Biennale of Sydney

donate

Harbor, 2015 

cotton Jacquard tapestry 

Spinners, 2014 

cotton Jacquard tapestry, hand-painting and gold leaf 

Congregation, 2014  

cotton Jacquard tapestry 

Cathedral, 2013 

cotton Jacquard tapestry 

Underground, 2012

cotton Jacquard tapestry 

Courtesy of the artist & Pace Gallery 

Presentation at the 23rd Biennale of Sydney was made possible with generous support from Goethe-Institut Australia    

Kiki Smith has been exhibiting her artwork internationally for over 30 years, but this is her first significant presentation in Australia. With a unique style that draws on mythology, folklore, fairytales, feminism and religious iconography, she often incorporates the human body as a form that unites us with one another, while also highlighting our interconnectedness with other non-human players: birds, wolves, wild forests and starlit skies feature prominently.   

Each one of these five tapestries took a year to complete in a collaborative process between the artist and the Californian fine art print studio Magnolia Editions. Smith begins by constructing huge collages with Nepalese paper, glitter, pencil, watercolours and a host of other materials and textures, which are then photographed and printed at one-third the size for her to rework by hand. After numerous exchanges in this way each piece is finally converted into a tapestry via a complex, automated weaving process on a Jacquard loom. Despite the uniform surface of the tapestries, their beginning as multi-layered collages remains evident. 

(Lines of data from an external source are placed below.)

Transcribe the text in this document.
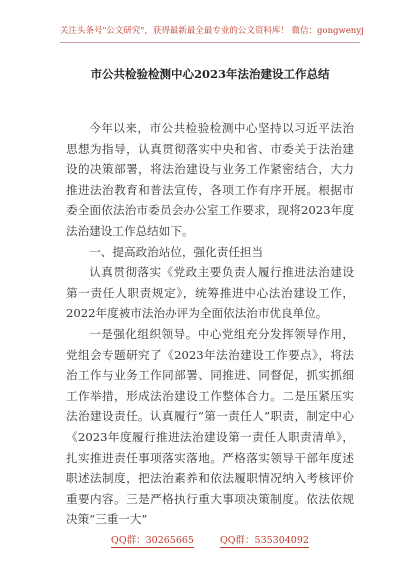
关注头条号"公文研究"，获得最新最全最专业的公文资料库！ 微信：gongwenyj
市公共检验检测中心2023年法治建设工作总结

今年以来，市公共检验检测中心坚持以习近平法治思想为指导，认真贯彻落实中央和省、市委关于法治建设的决策部署，将法治建设与业务工作紧密结合，大力推进法治教育和普法宣传，各项工作有序开展。根据市委全面依法治市委员会办公室工作要求，现将2023年度法治建设工作总结如下。

一、提高政治站位，强化责任担当

认真贯彻落实《党政主要负责人履行推进法治建设第一责任人职责规定》，统筹推进中心法治建设工作，2022年度被市法治办评为全面依法治市优良单位。

一是强化组织领导。中心党组充分发挥领导作用，党组会专题研究了《2023年法治建设工作要点》，将法治工作与业务工作同部署、同推进、同督促，抓实抓细工作举措，形成法治建设工作整体合力。二是压紧压实法治建设责任。认真履行“第一责任人”职责，制定中心《2023年度履行推进法治建设第一责任人职责清单》，扎实推进责任事项落实落地。严格落实领导干部年度述职述法制度，把法治素养和依法履职情况纳入考核评价重要内容。三是严格执行重大事项决策制度。依法依规决策“三重一大”

QQ群：30265665	QQ群：535304092
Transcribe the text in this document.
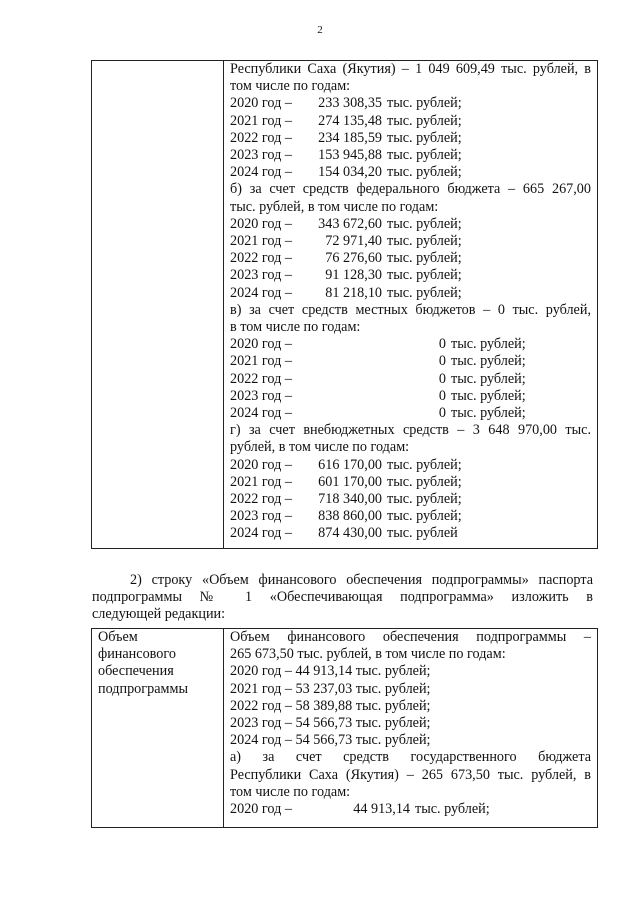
2

Республики Саха (Якутия) – 1 049 609,49 тыс. рублей, в
том числе по годам:
2020 год – 233 308,35 тыс. рублей;
2021 год – 274 135,48 тыс. рублей;
2022 год – 234 185,59 тыс. рублей;
2023 год – 153 945,88 тыс. рублей;
2024 год – 154 034,20 тыс. рублей;
б) за счет средств федерального бюджета – 665 267,00
тыс. рублей, в том числе по годам:
2020 год – 343 672,60 тыс. рублей;
2021 год – 72 971,40 тыс. рублей;
2022 год – 76 276,60 тыс. рублей;
2023 год – 91 128,30 тыс. рублей;
2024 год – 81 218,10 тыс. рублей;
в) за счет средств местных бюджетов – 0 тыс. рублей,
в том числе по годам:
2020 год –	0 тыс. рублей;
2021 год –	0 тыс. рублей;
2022 год –	0 тыс. рублей;
2023 год –	0 тыс. рублей;
2024 год –	0 тыс. рублей;
г) за счет внебюджетных средств – 3 648 970,00 тыс.
рублей, в том числе по годам:
2020 год – 616 170,00 тыс. рублей;
2021 год – 601 170,00 тыс. рублей;
2022 год – 718 340,00 тыс. рублей;
2023 год – 838 860,00 тыс. рублей;
2024 год – 874 430,00 тыс. рублей
2) строку «Объем финансового обеспечения подпрограммы» паспорта
подпрограммы № 1 «Обеспечивающая подпрограмма» изложить в
следующей редакции:
Объем
финансового
обеспечения
подпрограммы

Объем финансового обеспечения подпрограммы –
265 673,50 тыс. рублей, в том числе по годам:
2020 год – 44 913,14 тыс. рублей;
2021 год – 53 237,03 тыс. рублей;
2022 год – 58 389,88 тыс. рублей;
2023 год – 54 566,73 тыс. рублей;
2024 год – 54 566,73 тыс. рублей;
а) за счет средств государственного бюджета
Республики Саха (Якутия) – 265 673,50 тыс. рублей, в
том числе по годам:
2020 год –	44 913,14 тыс. рублей;
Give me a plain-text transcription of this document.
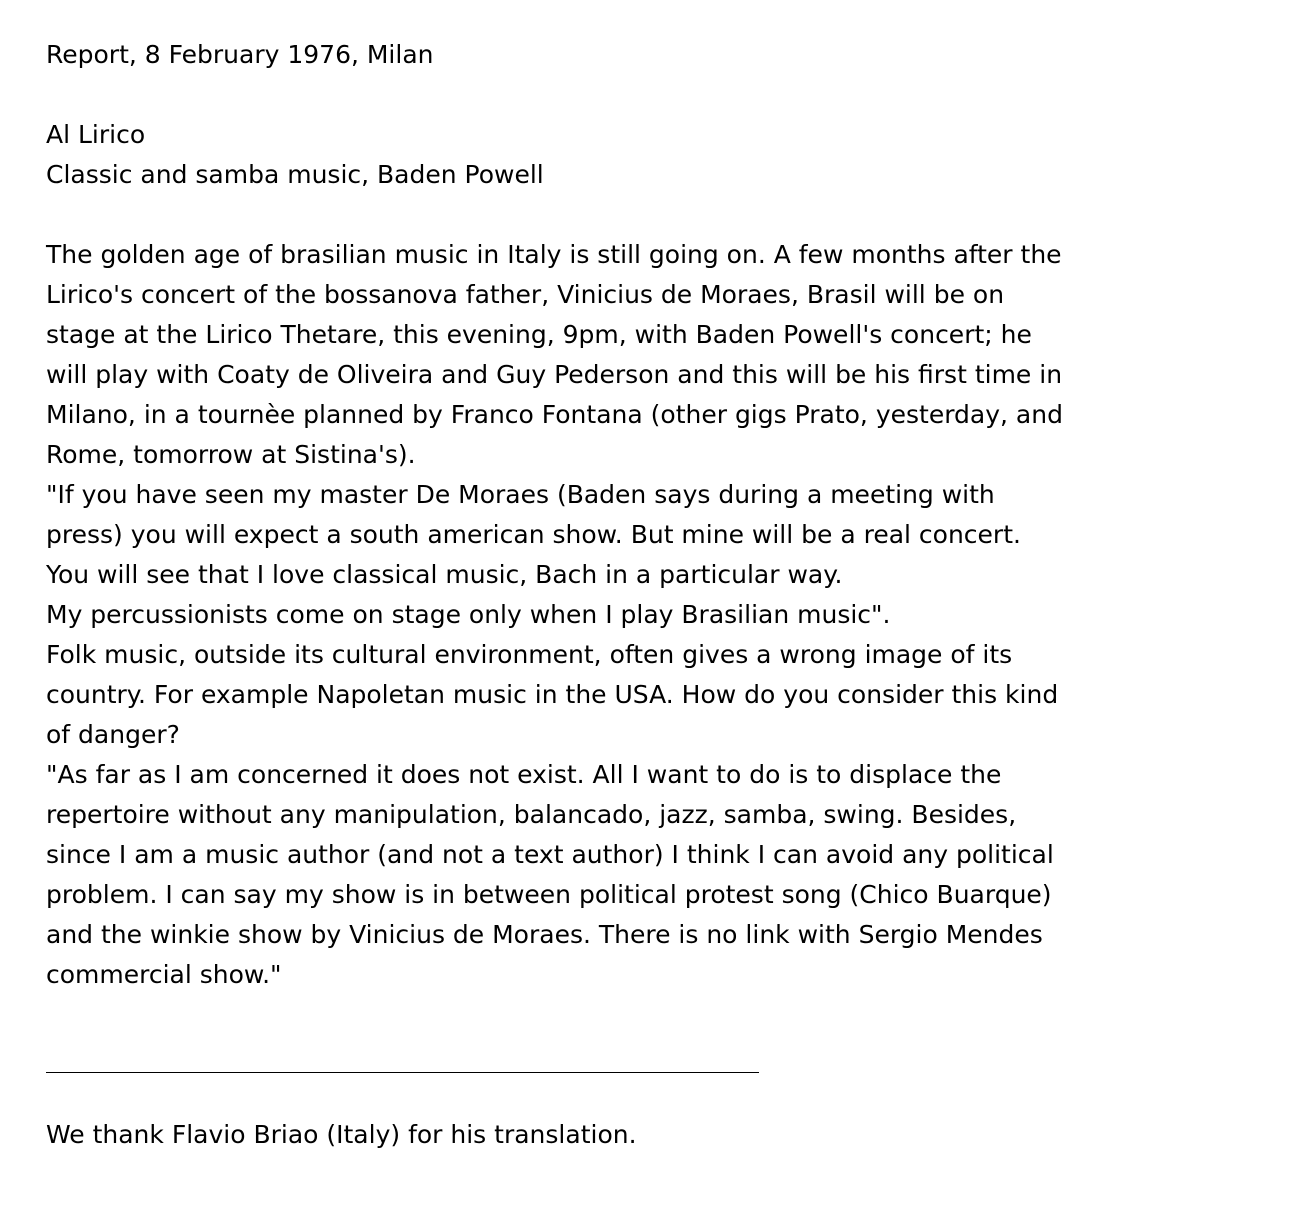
Report, 8 February 1976, Milan
Al Lirico
Classic and samba music, Baden Powell
The golden age of brasilian music in Italy is still going on. A few months after the
Lirico's concert of the bossanova father, Vinicius de Moraes, Brasil will be on
stage at the Lirico Thetare, this evening, 9pm, with Baden Powell's concert; he
will play with Coaty de Oliveira and Guy Pederson and this will be his first time in
Milano, in a tournèe planned by Franco Fontana (other gigs Prato, yesterday, and
Rome, tomorrow at Sistina's).
"If you have seen my master De Moraes (Baden says during a meeting with
press) you will expect a south american show. But mine will be a real concert.
You will see that I love classical music, Bach in a particular way.
My percussionists come on stage only when I play Brasilian music".
Folk music, outside its cultural environment, often gives a wrong image of its
country. For example Napoletan music in the USA. How do you consider this kind
of danger?
"As far as I am concerned it does not exist. All I want to do is to displace the
repertoire without any manipulation, balancado, jazz, samba, swing. Besides,
since I am a music author (and not a text author) I think I can avoid any political
problem. I can say my show is in between political protest song (Chico Buarque)
and the winkie show by Vinicius de Moraes. There is no link with Sergio Mendes
commercial show."
We thank Flavio Briao (Italy) for his translation.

The artist was inspired by the largest-known medieval tapestry, commissioned in 1373 and depicts an apocalyptic narrative from the Book of Revelation. Smith’s tapestries, too, evoke the apocalyptic, but from a contemporary standpoint of environmental degradation and species vulnerability.  

‘We are stressing the earth in very dramatic, unnecessary ways, and so it makes a lot more sense to say: Oh no, I am nature also… nature and me we have the same interests… we all have a better chance co-existing if we’re not so harmful.’